Are my pornogrpahy viewing habits normal?
Ok, so i've been a bit concerned about the porn i have been watching.
I have never had a girlfriend or any sort of sexual experience, mostly because i can do better then the girls i actually have the confidence to speak with (i sound like a prick but im actually not that bad of a catch, just a bit insecure,non-confident) and all the girls that get me all fuzzy and shit i dont have any confidence to approach or if they're a friend i just dont mention it. Plus, i went to an all boys school until last year so never really knew any girls.
But yeah, like all teenage boys i view pornography. I didn't start jacking it till i was about 15 (im 18 now) which i gathered is much later than pretty much everyone else. I used to just do it to cheap lads mag stuff but gradually progressed into hardcore but i still enjoy looking at a beautiful naked woman.
At one point, i got a bit sick of the sort of stuff i was seeing - even now, some stuff just doesn't appeal to me (cumshots, gross) but i dunno, the sort of shit that you come across on the internet, im scared im becoming desensitised.
I mean, i still do have fantasies about romance and meeting the perfect woman and just hanging out without doing anything very sexual, but when i feel the need to jack it, i find myself watching some pretty demeaning stuff, to the point where after im done i feel ashamed. Gangbangs? So gross. Rough blowjobs? Horrible. But i still find that shit sort of simulating. And im ashamed.
But recently, as in about an hour ago, i decided i have to stop watching this stuff. I have a pretty good imagination when im lying around in bed at night and enjoy the comforting, emotional scenarios but why do i always feel to watch that rough stuff? I used to justify it as just doing it for the fun, i wouldn't actually want to treat a woman like that - i still hold that belief but im worried that its just degrading my morals and changing me subconsciously.

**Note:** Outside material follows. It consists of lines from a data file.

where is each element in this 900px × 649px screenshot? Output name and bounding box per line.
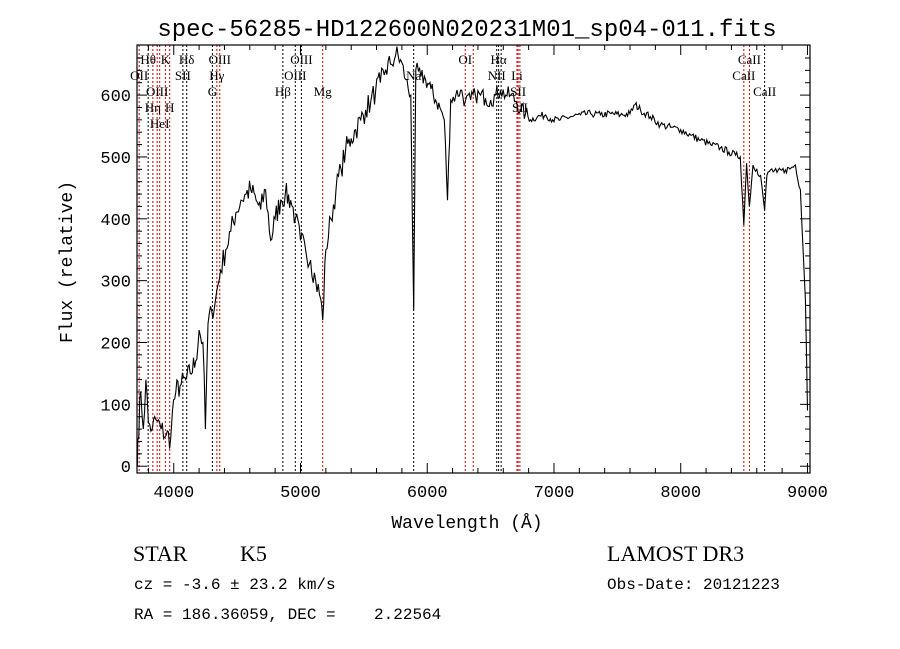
spectral-line-label: Hη xyxy=(145,100,161,115)
obs-date: Obs-Date: 20121223 xyxy=(607,576,780,594)
survey-label: LAMOST DR3 xyxy=(607,541,744,566)
x-tick-label: 9000 xyxy=(787,484,828,503)
spectral-line-label: SII xyxy=(512,100,528,115)
y-tick-label: 0 xyxy=(121,459,131,478)
spectral-line-label: H xyxy=(165,100,174,115)
spectral-line-label: CaII xyxy=(738,52,761,67)
subclass: K5 xyxy=(240,541,267,566)
spectral-lines xyxy=(138,45,766,473)
y-tick-label: 500 xyxy=(100,150,131,169)
x-tick-label: 7000 xyxy=(534,484,575,503)
x-tick-label: 8000 xyxy=(660,484,701,503)
y-tick-label: 600 xyxy=(100,88,131,107)
y-tick-label: 100 xyxy=(100,397,131,416)
spectral-line-label: OIII xyxy=(209,52,231,67)
spectral-line-labels: OIIHθOIIIHηHeIKHSIIHδGHγOIIIHβOIIIOIIIMg… xyxy=(130,52,776,131)
spectral-line-label: Hδ xyxy=(179,52,195,67)
spectrum-line xyxy=(136,46,809,467)
spectral-line-label: CaII xyxy=(732,68,755,83)
spectral-line-label: Na xyxy=(406,68,421,83)
spectral-line-label: SII xyxy=(510,84,526,99)
spectral-line-label: OIII xyxy=(146,84,168,99)
spectral-line-label: Hγ xyxy=(209,68,224,83)
plot-frame xyxy=(136,44,811,474)
x-tick-label: 5000 xyxy=(280,484,321,503)
y-tick-label: 200 xyxy=(100,335,131,354)
y-tick-label: 400 xyxy=(100,212,131,231)
spectral-line-label: HeI xyxy=(150,116,170,131)
spectral-line-label: NII xyxy=(488,68,506,83)
spectral-line-label: Hα xyxy=(490,52,506,67)
y-axis-label: Flux (relative) xyxy=(58,181,78,343)
spectral-line-label: K xyxy=(161,52,171,67)
chart-title: spec-56285-HD122600N020231M01_sp04-011.f… xyxy=(157,17,776,44)
coordinates: RA = 186.36059, DEC = 2.22564 xyxy=(134,606,441,624)
spectral-line-label: G xyxy=(208,84,217,99)
object-class: STAR xyxy=(133,541,188,566)
spectral-line-label: Hβ xyxy=(275,84,291,99)
spectral-line-label: CaII xyxy=(753,84,776,99)
redshift-text: cz = -3.6 ± 23.2 km/s xyxy=(134,576,336,594)
axes-ticks: 4000 5000 6000 7000 8000 9000 0 100 200 300 400 500… xyxy=(100,45,828,503)
spectral-line-label: Li xyxy=(511,68,523,83)
x-tick-label: 6000 xyxy=(407,484,448,503)
y-tick-label: 300 xyxy=(100,274,131,293)
x-axis-label: Wavelength (Å) xyxy=(391,513,542,534)
spectral-line-label: OII xyxy=(130,68,148,83)
spectral-line-label: Hθ xyxy=(140,52,156,67)
spectral-line-label: OIII xyxy=(290,52,312,67)
x-tick-label: 4000 xyxy=(153,484,194,503)
spectral-line-label: OI xyxy=(458,52,472,67)
spectral-line-label: OIII xyxy=(284,68,306,83)
spectral-line-label: Mg xyxy=(314,84,333,99)
spectral-line-label: SII xyxy=(175,68,191,83)
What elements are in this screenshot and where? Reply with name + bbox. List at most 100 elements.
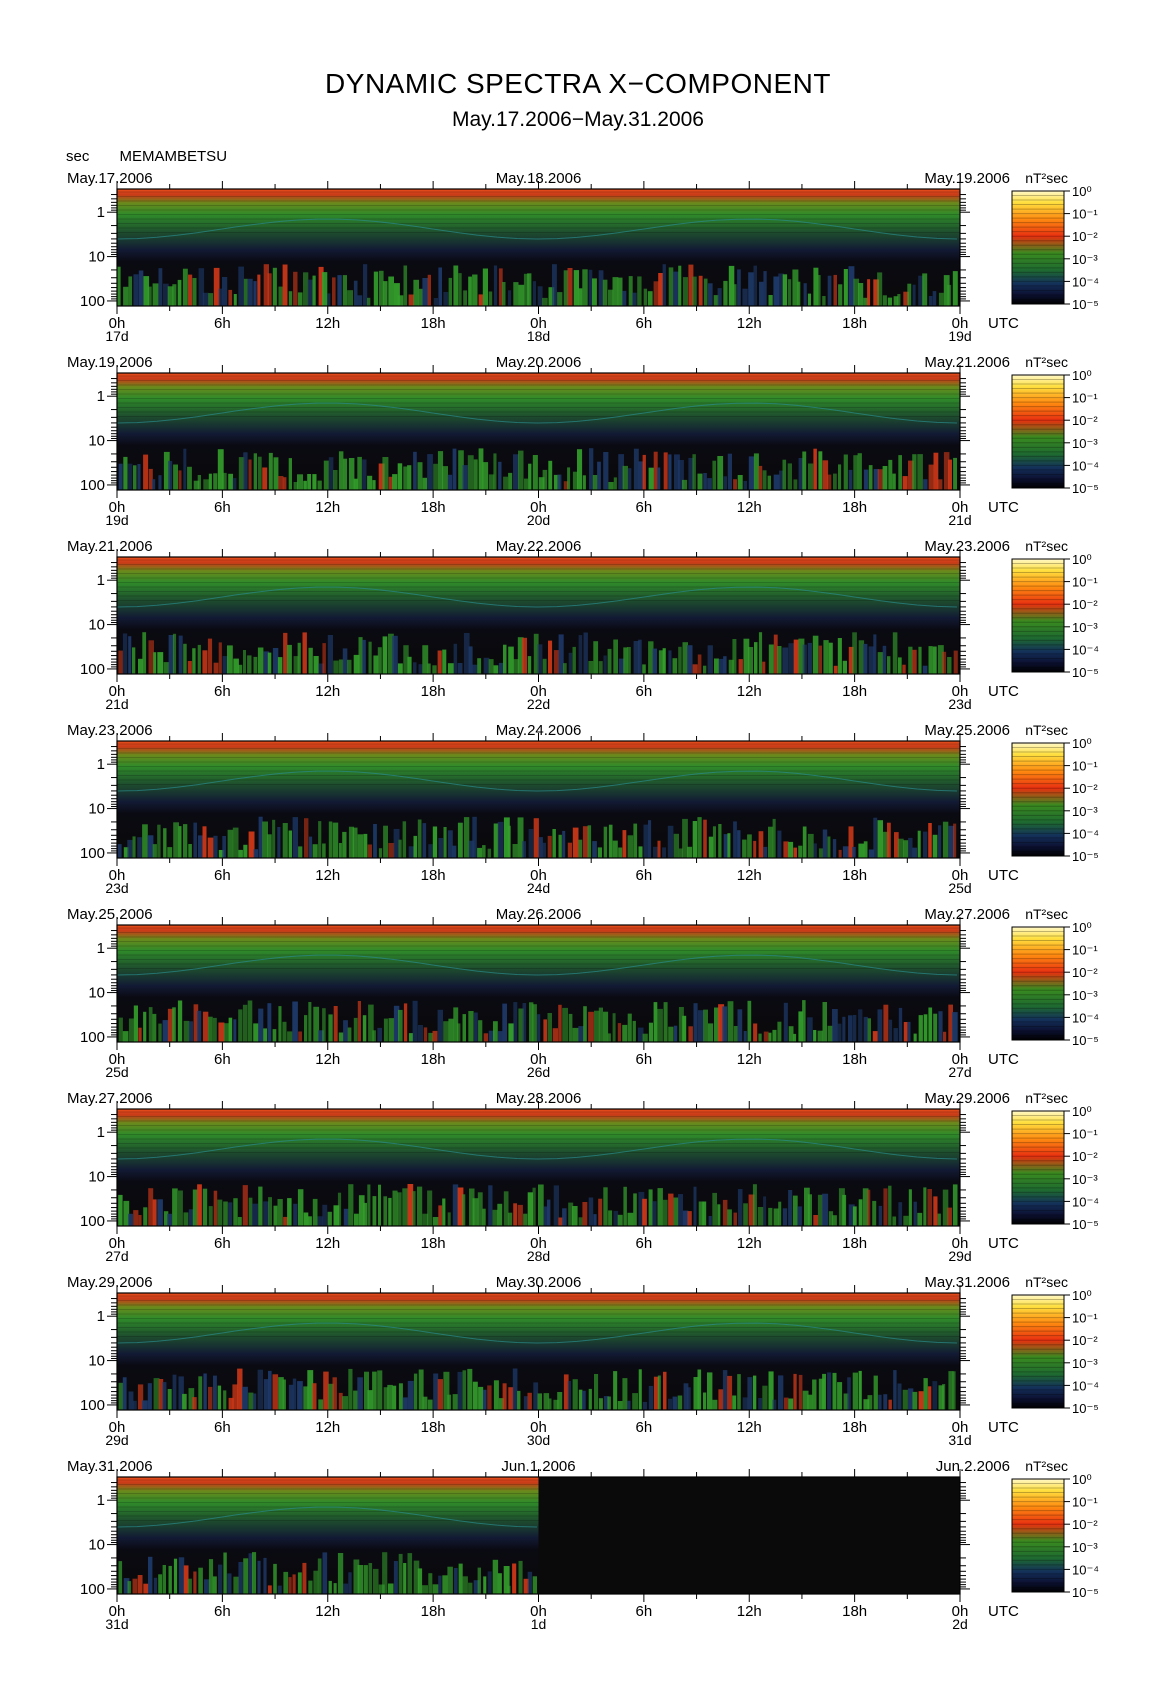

I pretty much jerk off every night, even if i dont feel like it. When my hormones are playing about, its fine because i just need some beautiful naked pictures and i enjoy that a lot more, but when im just like "meh, cant sleep, porn?" i end up seeing stuff that i secretly enjoy but dont want to admit to myself. Im going to stop jacking it for a while just so i can jerk it do some tasteful shit (or just hopefully my rather innocent and sweet imagination) but i need to know was what i did all these months normal? Me and my friend were both baked the other day and i wanted to go home and jack off (because jacking off stoned is the shit) and he just transferred this movie he had onto my USB. When i got home and watched it i was pretty shocked by the sort of stuff in the video (it was called "Pornstars Punishment" if you need an idea) so that made me think that it was normal.
So, dear people... am i normal? Is it normal that i think i respect women and desire romance but still watch women gagging on cocks?